Na introdução do livro 'José Sócrates - Ascensão' (Dom Quixote), que será lançado esta terça-feira, João Miguel Tavares diz querer apresentar os motivos pelos quais o antigo primeiro-ministro "é um político diferente dos outros" e explicar como é que "Portugal é um país onde um político com o seu perfil conseguiu atingir o lugar mais poderoso do Estado e manter-se lá durante seis anos, no meio de inúmeros escândalos".
O jornalista, colunista do Público e comentador político considera que as características individuais de Sócrates "seriam irrelevantes se não tivessem encontrado terreno fértil nas fragilidades institucionais do país", sublinhando que foi no "ecossistema político português que Sócrates encontrou o ambiente propício para impor a sua personalidade e o seu estilo".
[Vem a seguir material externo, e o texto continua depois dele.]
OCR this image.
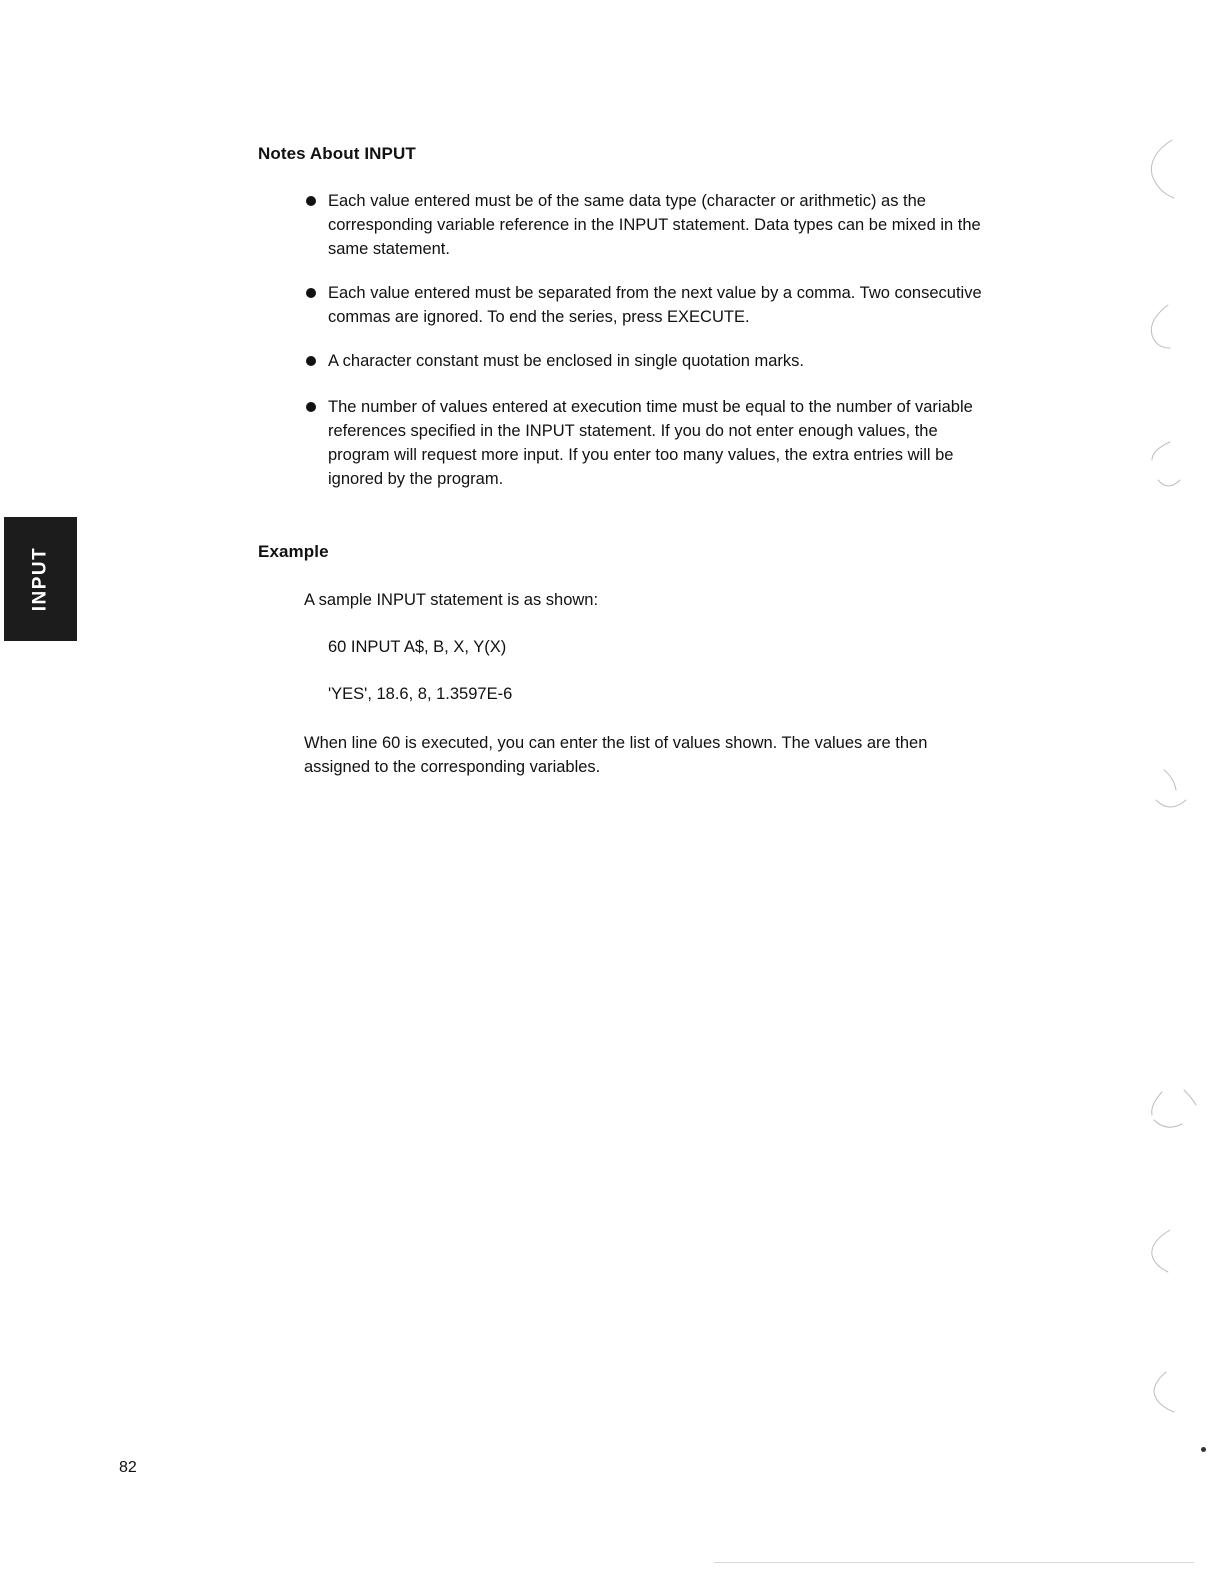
Notes About INPUT
Each value entered must be of the same data type (character or arithmetic) as the corresponding variable reference in the INPUT statement. Data types can be mixed in the same statement.
Each value entered must be separated from the next value by a comma. Two consecutive commas are ignored. To end the series, press EXECUTE.
A character constant must be enclosed in single quotation marks.
The number of values entered at execution time must be equal to the number of variable references specified in the INPUT statement. If you do not enter enough values, the program will request more input. If you enter too many values, the extra entries will be ignored by the program.
Example

A sample INPUT statement is as shown:

60 INPUT A$, B, X, Y(X)

'YES', 18.6, 8, 1.3597E-6

When line 60 is executed, you can enter the list of values shown. The values are then assigned to the corresponding variables.

INPUT

82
Tavares lembra os resultados eleitorais do ex-líder socialista, como a maioria absoluta em 2005 e a vitória confortável, "já rodeado de gravíssimas suspeitas", em 2009, para salientar que "não foram os escândalos que o derrubaram", mas sim a crise económica e vinda da 'troika'.
"Não tivesse Portugal ficado às portas da bancarrota e é possível que Sócrates tivesse permanecido muitos mais anos em São Bento, rodeado de suspeitas e de fiéis", lê-se na introdução.
Para o autor, "não foi a acumulação de casos que o destruíram politicamente", mas sim a "diminuição da sua influência", o que significa, argumenta, que "o problema nunca foi apenas Sócrates", mas sim o "país que o permitiu e sustentou".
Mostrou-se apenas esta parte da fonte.